Segundo as consultoras da área de gestão de pessoas, Fumika Watanabe Ribeiro e Kátia Marcos Gomes, que aplicam essa ferramenta de desenvolvimento, em Londrina, o coaching é um processo utilizado para facilitar a aprendizagem e o desempenho de pessoas na área profissional, e tem por finalidade alcançar os resultados por elas almejados.
Conforme Kátia, a palavra coaching está relacionada com a atividade de treinador, técnico de esporte que estimula o atleta a alcançar a sua melhor performance. ''Tudo começou nos Estados Unidos com um treinador de tênis, que percebendo as diferenças de cada atleta, passou a fazer com que eles usassem essas diferenças de uma forma positiva nos treinamentos'', destacou Kátia.
Nas últimas décadas, há oito anos no Brasil exatamente, a técnica passou a ser adotada no mundo empresarial. E, por enquanto, está voltada apenas para empresários, executivos e gestores de pessoas. ''A idéia é despertar o potencial de liderança de cada um'', explicam as consultoras.
Diferentemente dos treinamentos e palestras, atualmente praticados no mercado e voltadas aos gestores, o coaching trabalha individualmente, de forma que a pessoa consiga visualizar suas dificuldades como gestor e encontrar suas próprias respostas.
A prática dessa ferramenta de desenvolvimento é ''parecida'' com uma sessão de terapia, mas o consultor não diz o que deve ser feito: o cliente descobre sozinho as respostas para suas dificuldades. ''O coaching não é terapia, ele está voltado para o comportamento profissional. Se durante os trabalhos for observado algum problema emocional, nós encaminhados o cliente aos especialistas da área'', disseram.
Segundo Fumika, a proposta do coaching é fazer o cliente se auto-avaliar e questionar se tem capacidade de mudar determinado comportamento que o impede de ser um bom líder. ''A mudança se percebe quando o chefe que gritava para de gritar, quando passa entender melhor seus subordinados, quando o feedback acontece'', exemplificou a consultora.
Prática - Para quem pratica o coaching, o retorno tem sido positivo e o desempenho dentro da empresa tem melhorado significativamente.

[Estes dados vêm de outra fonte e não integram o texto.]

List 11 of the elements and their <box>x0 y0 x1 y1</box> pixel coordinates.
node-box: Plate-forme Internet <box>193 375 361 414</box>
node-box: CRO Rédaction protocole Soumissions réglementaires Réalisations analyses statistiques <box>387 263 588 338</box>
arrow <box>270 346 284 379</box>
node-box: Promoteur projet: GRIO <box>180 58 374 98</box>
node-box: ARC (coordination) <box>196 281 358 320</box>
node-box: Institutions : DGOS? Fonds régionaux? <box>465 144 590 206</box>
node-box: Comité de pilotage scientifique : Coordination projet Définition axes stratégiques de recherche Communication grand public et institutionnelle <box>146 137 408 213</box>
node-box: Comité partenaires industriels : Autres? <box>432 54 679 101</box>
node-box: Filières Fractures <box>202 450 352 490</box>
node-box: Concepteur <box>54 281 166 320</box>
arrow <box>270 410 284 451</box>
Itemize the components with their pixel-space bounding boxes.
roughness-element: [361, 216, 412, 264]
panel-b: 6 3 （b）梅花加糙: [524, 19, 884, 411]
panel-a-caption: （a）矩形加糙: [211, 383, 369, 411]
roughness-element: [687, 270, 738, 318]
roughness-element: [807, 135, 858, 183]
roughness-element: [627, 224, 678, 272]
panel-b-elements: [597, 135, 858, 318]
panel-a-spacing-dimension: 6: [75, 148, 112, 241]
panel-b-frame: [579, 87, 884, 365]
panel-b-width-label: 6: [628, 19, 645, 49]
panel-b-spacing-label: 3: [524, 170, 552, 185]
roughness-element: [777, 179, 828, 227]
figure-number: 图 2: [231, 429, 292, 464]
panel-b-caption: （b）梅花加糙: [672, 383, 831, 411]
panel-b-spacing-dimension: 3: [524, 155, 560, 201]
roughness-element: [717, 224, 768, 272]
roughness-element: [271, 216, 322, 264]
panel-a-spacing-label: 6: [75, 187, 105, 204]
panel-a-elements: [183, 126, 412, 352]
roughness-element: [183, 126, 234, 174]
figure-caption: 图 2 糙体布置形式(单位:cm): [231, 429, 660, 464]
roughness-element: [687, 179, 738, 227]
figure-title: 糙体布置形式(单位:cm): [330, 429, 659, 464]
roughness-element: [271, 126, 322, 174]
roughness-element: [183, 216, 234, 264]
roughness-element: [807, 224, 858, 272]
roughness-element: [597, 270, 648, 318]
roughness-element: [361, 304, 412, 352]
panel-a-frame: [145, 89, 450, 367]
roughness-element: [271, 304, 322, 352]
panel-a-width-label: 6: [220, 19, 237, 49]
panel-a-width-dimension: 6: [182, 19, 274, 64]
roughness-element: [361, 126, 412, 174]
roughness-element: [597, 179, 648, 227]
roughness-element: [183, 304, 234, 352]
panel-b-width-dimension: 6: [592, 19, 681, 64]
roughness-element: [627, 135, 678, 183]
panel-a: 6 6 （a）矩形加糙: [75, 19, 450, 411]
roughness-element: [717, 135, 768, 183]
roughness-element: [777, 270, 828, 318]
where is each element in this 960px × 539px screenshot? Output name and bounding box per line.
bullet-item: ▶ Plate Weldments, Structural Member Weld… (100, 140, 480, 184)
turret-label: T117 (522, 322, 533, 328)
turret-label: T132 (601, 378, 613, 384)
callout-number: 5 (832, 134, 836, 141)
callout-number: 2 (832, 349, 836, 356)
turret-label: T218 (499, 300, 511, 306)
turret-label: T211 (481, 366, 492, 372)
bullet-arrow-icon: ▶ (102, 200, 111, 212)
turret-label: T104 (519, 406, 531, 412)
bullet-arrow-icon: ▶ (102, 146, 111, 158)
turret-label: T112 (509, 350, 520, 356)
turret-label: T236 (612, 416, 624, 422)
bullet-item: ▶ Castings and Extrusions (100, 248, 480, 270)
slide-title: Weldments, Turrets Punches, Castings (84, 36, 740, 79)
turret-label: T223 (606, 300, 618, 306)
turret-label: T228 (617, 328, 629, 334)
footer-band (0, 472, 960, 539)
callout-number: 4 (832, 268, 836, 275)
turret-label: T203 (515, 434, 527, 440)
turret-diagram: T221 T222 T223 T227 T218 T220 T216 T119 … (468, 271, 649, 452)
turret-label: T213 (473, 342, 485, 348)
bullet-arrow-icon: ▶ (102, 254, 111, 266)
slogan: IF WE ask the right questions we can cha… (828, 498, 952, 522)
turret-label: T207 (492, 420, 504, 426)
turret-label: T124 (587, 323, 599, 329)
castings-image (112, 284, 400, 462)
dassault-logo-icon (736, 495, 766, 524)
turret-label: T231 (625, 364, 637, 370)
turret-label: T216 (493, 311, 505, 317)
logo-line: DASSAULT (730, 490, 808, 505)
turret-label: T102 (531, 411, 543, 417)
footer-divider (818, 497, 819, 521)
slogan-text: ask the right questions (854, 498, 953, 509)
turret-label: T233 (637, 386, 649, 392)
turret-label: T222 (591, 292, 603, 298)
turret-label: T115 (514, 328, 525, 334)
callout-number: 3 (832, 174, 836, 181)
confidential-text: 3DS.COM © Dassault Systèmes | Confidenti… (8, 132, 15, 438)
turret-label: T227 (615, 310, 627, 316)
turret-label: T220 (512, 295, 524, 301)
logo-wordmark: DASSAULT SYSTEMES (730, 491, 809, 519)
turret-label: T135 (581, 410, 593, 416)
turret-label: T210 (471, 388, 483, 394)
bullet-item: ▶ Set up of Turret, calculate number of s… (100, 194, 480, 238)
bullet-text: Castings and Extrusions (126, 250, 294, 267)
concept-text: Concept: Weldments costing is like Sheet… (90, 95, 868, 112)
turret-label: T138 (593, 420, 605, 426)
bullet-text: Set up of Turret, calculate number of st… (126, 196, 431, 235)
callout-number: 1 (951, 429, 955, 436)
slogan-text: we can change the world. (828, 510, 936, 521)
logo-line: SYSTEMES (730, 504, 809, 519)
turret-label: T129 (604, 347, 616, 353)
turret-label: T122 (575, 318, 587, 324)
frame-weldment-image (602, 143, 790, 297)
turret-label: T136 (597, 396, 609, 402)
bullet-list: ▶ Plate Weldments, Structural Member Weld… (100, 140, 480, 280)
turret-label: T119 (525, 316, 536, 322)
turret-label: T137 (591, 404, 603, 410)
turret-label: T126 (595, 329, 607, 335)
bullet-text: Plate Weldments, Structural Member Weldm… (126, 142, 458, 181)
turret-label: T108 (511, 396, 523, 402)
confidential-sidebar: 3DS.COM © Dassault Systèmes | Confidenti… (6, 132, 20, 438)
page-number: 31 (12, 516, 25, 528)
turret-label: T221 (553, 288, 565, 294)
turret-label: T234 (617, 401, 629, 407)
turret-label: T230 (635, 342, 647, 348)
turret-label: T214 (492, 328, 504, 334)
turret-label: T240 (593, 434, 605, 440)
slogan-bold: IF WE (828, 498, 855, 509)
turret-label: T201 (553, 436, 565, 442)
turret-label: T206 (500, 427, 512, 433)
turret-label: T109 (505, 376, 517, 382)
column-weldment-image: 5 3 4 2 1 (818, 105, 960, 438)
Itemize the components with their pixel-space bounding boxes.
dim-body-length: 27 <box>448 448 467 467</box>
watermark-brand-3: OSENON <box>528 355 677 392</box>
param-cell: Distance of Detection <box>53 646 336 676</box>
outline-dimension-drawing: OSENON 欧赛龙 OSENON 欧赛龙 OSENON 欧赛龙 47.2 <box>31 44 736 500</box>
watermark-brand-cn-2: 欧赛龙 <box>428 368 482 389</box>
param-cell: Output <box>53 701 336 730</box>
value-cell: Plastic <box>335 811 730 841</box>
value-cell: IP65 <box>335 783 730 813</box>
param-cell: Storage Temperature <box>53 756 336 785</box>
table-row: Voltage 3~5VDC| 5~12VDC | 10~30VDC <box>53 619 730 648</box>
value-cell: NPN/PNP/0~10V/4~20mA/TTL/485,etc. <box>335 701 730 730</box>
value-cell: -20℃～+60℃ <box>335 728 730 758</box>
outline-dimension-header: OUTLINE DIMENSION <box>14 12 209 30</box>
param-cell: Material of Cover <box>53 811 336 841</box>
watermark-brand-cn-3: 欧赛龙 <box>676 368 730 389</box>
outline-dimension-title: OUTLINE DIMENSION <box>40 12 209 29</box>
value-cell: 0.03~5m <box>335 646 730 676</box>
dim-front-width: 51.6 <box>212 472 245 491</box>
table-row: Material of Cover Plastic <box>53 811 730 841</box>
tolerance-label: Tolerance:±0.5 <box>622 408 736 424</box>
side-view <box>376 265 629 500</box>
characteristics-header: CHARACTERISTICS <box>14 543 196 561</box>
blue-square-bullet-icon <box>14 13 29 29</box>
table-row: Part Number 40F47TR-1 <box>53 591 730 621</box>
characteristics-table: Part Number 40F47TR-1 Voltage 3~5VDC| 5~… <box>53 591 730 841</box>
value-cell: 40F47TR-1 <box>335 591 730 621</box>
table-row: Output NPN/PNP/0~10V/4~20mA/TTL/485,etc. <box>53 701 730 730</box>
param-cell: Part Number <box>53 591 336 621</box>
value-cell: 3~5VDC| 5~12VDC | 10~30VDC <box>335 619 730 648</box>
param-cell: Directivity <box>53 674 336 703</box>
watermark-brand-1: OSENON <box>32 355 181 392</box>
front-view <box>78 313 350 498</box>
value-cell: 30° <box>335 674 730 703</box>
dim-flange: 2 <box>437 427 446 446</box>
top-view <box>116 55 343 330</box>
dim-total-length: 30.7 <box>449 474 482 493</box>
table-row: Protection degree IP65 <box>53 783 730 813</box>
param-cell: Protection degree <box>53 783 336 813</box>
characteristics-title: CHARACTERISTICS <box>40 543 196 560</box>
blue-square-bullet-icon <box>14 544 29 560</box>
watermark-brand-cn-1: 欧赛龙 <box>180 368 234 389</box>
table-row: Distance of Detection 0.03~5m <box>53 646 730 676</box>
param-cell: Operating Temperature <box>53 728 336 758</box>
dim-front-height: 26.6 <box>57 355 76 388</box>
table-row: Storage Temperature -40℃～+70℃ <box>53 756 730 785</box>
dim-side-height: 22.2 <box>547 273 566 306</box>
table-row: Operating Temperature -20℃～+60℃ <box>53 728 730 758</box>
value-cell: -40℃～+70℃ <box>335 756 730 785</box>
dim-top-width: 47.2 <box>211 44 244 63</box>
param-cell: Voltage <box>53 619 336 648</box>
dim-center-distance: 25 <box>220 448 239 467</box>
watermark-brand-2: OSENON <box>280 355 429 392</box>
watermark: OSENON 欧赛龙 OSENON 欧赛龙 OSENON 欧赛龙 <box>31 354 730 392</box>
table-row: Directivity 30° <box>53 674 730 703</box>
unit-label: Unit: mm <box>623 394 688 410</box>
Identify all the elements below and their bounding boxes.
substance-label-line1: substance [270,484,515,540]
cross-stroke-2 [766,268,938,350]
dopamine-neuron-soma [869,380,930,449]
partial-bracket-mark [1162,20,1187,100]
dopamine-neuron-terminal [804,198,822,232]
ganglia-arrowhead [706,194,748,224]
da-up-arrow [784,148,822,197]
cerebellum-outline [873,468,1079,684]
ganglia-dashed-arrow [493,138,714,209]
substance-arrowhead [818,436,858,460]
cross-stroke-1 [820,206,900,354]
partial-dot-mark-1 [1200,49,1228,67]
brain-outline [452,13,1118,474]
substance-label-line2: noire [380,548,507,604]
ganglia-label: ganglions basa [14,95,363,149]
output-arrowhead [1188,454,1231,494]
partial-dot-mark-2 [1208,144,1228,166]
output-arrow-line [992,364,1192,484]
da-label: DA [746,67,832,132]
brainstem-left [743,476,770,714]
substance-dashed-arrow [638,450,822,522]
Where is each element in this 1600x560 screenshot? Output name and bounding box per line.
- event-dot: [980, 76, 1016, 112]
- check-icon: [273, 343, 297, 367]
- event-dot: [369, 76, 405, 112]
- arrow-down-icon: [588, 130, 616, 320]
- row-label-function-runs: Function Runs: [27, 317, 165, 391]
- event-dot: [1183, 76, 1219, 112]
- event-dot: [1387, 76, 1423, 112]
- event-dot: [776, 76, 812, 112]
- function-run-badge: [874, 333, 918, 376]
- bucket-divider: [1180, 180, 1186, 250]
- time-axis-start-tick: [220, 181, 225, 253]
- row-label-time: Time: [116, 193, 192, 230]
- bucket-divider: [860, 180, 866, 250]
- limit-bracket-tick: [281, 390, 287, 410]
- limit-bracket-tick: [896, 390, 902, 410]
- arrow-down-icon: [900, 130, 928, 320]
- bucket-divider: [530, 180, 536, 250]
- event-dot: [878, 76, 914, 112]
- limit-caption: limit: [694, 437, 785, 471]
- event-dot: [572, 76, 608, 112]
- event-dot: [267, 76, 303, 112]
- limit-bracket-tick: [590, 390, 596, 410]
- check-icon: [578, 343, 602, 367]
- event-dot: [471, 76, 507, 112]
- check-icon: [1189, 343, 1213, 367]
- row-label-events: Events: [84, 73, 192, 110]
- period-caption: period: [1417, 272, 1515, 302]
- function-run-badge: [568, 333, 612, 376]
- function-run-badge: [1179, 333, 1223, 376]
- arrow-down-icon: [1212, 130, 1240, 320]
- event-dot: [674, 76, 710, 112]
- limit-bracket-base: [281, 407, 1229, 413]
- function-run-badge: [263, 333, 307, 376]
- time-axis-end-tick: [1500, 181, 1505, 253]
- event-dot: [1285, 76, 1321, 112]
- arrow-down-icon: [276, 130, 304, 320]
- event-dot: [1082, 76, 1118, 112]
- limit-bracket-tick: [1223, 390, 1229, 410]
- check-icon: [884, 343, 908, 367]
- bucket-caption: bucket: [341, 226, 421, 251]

A assessora de desenvolvimento humano da Unimed, Lúcia Maria Almeida Baum, destacou que o coaching começou a ser aplicado dentro do programa de capacitação que a empresa oferece aos colaboradores, e tem trazido bons resultados.
''A gente percebe as mudanças no dia-a-dia. Os gestores passam a conduzir as equipes de forma diferente, lideram com mais facilidade de comunicação, administram os conflitos com tranquilidade'', revelou. Em princípio, somente alguns diretores da empresa praticaram o coaching, mas a idéia é estender o treinamento a todos os gestores, segundo Lúcia.
Segundo o diretor da empresa Tamarana Metais, Paulo Roberto Garcia, o coaching foi uma ferramenta que contribuiu para seu auto-conhecimento e passar se relacionar melhor com os funcionários. ''A gente não se conhece totalmente, e o coaching nos ajuda a enxergar meus pontos fortes e fracos como profissional'', disse ele. O resultado desse conhecimento, segundo ele, é que o empresário passa a ser um líder mais atento, passa a escutar mais seus funcionários e percebe que alguns problemas precisa ser resolvido com a colaboração de todos.